Israeli sanctions will lead to Palestinian Authority’s collapse, warns PM Shtayyeh
In a rare interview with a Hebrew outlet, politician defends Ramallah’s successful UN initiative, saying Palestinians ‘have a right to complain,’ urges international assistance
Tobias (Toby) Siegal is a breaking news editor and contributor to The Times of Israel.
Palestinian Authority Prime Minister Mohammad Shtayyeh has warned that a series of sanctions approved last week by the security cabinet against Ramallah will usher in the PA’s collapse.
In a rare interview with the Israeli daily Haaretz, published Monday, Shtayyeh defended Ramallah’s move at the United Nations to have the International Court of Justice draft a legal opinion regarding Israel’s conduct in the West Bank and Gaza — a step Prime Minister Benjamin Netanyahu referred to as “an extreme anti-Israel” measure.
The Palestinians “have a right to complain to the world about the occupation,” he told Haaretz. He further accused Israel of “profiting from the occupation.”
The successful Palestinian initiative in the UN General Assembly was cited by Israel’s new hardline government as the reason for a series of sanctions against the PA, including seizing NIS 139 million ($39 million) in tax revenues Israel collects on behalf of the PA and channeling them to Israeli victims of Palestinian terrorism instead.
The Palestinian Authority premier called the measure “another nail in the [Palestinian] Authority’s coffin,” if “the international community, with an emphasis on the administration in Washington and Arab countries,” failed to intervene immediately.
He said the PA was not receiving regular funding from the United States and that the money wired from the European Union was only meant for infrastructure.
Shtayyeh also criticized the new government, widely regarded as Israel’s most right-wing ever, for isolating the PA.
“Previous Israeli governments tried to finish off the prospect of a two-state solution, while the current government is also fighting the PA itself,” he charged.
Netanyahu has long boasted of his efforts to isolate the PA. While Shtayyeh has made repeated similar remarks in the past about the imminent collapse of the PA, this time the Israeli government is composed of many lawmakers who openly support the PA’s closure, viewing it as a terror-inciting body.
They do not share the view of the defense establishment, which stresses the importance of Israel’s security cooperation with the PA to prevent more extreme elements from gaining power, and has pushed successive governments to prevent its dissolution.
“We’re reading the situation very clearly,” Shtayyeh said. “Increasing construction in settlements alongside disconnecting Jerusalem from the West Bank, annexing Area C territory and now crushing the PA — that’s the plan being carried out by the Israeli government.” Area C is the approximately 60% of the West Bank with full Israeli security and civil control, where all the settlements are located and Palestinian development is very limited.
In coalition agreements between Netanyahu’s Likud party and the far-right Religious Zionism party, the prime minister agreed to advance the annexation of West Bank land. The commitment was vaguely worded, however, enabling Netanyahu to make no movement on the issue if he so chooses.

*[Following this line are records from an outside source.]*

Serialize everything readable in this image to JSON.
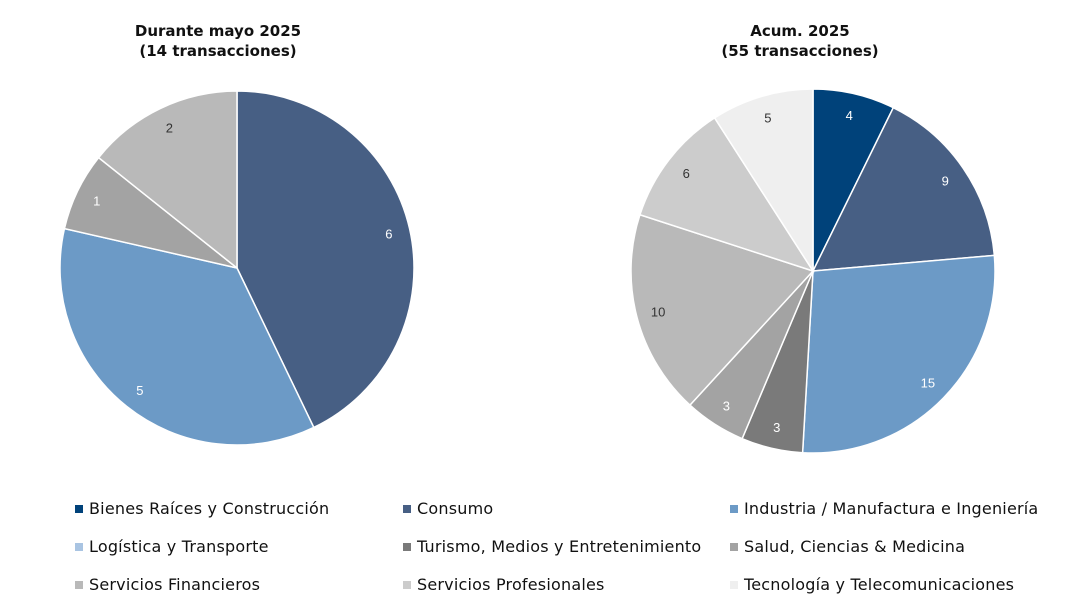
{
  "chart_data": [
    {
      "type": "pie",
      "title": "Durante mayo 2025",
      "subtitle": "(14 transacciones)",
      "slices": [
        {
          "name": "Consumo",
          "value": 6,
          "label": "6"
        },
        {
          "name": "Industria / Manufactura e Ingeniería",
          "value": 5,
          "label": "5"
        },
        {
          "name": "Salud, Ciencias & Medicina",
          "value": 1,
          "label": "1"
        },
        {
          "name": "Servicios Financieros",
          "value": 2,
          "label": "2"
        }
      ]
    },
    {
      "type": "pie",
      "title": "Acum. 2025",
      "subtitle": "(55 transacciones)",
      "slices": [
        {
          "name": "Bienes Raíces y Construcción",
          "value": 4,
          "label": "4"
        },
        {
          "name": "Consumo",
          "value": 9,
          "label": "9"
        },
        {
          "name": "Industria / Manufactura e Ingeniería",
          "value": 15,
          "label": "15"
        },
        {
          "name": "Turismo, Medios y Entretenimiento",
          "value": 3,
          "label": "3"
        },
        {
          "name": "Salud, Ciencias & Medicina",
          "value": 3,
          "label": "3"
        },
        {
          "name": "Servicios Financieros",
          "value": 10,
          "label": "10"
        },
        {
          "name": "Servicios Profesionales",
          "value": 6,
          "label": "6"
        },
        {
          "name": "Tecnología y Telecomunicaciones",
          "value": 5,
          "label": "5"
        }
      ]
    }
  ],
  "legend": {
    "placement": "bottom",
    "items": [
      {
        "name": "Bienes Raíces y Construcción",
        "color": "#00427a"
      },
      {
        "name": "Consumo",
        "color": "#475f84"
      },
      {
        "name": "Industria / Manufactura e Ingeniería",
        "color": "#6c9ac6"
      },
      {
        "name": "Logística y Transporte",
        "color": "#a9c4e2"
      },
      {
        "name": "Turismo, Medios y Entretenimiento",
        "color": "#7a7a7a"
      },
      {
        "name": "Salud, Ciencias & Medicina",
        "color": "#a3a3a3"
      },
      {
        "name": "Servicios Financieros",
        "color": "#b9b9b9"
      },
      {
        "name": "Servicios Profesionales",
        "color": "#cccccc"
      },
      {
        "name": "Tecnología y Telecomunicaciones",
        "color": "#efefef"
      }
    ]
  }
}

Religious Zionism leader Finance Minister Bezalel Smotrich has long advocated for annexing large parts of the West Bank, massively expanding settlement construction, legalizing illegal Israeli outposts and demolishing wildcat Palestinian construction in Area C.
In a press conference Sunday, Smotrich said he had “no interest” in the continued existence of the PA.
While serving as premier in 2020, Netanyahu pushed to annex some 30 percent of the West Bank, but later shelved the plan under pressure from the administration of then-US president Donald Trump, instead reaching a deal to normalize diplomatic relations with the United Arab Emirates.
Addressing the claim that the Palestinian campaign in the UN was unilateral, Shtayyeh said: “The entire occupation is unilateral and construction in [Jewish] settlements in unilateral, it’s all unilateral. But if we turn to the UN and the international community then it’s wrong and unilateral?”
The Palestinian leader also claimed that Israel was actively profiting from the conflict by charging a monthly commission of NIS 30 million ($8.6 million) deducted from payments for various services provided to the PA.
“Israel sells everything to us, including sewage treatment, electricity and drinking water, and it basically profits from the entire mechanism,” Shtayyeh said.
He said the PA would turn to member states of the Arab League, the European Union and the Biden administration in a plea for financial assistance and to prevent the Israeli attempt “to crush the two-state solution.”
“The Palestinians aren’t going anywhere,” he declared.
Times of Israel staff contributed to this report.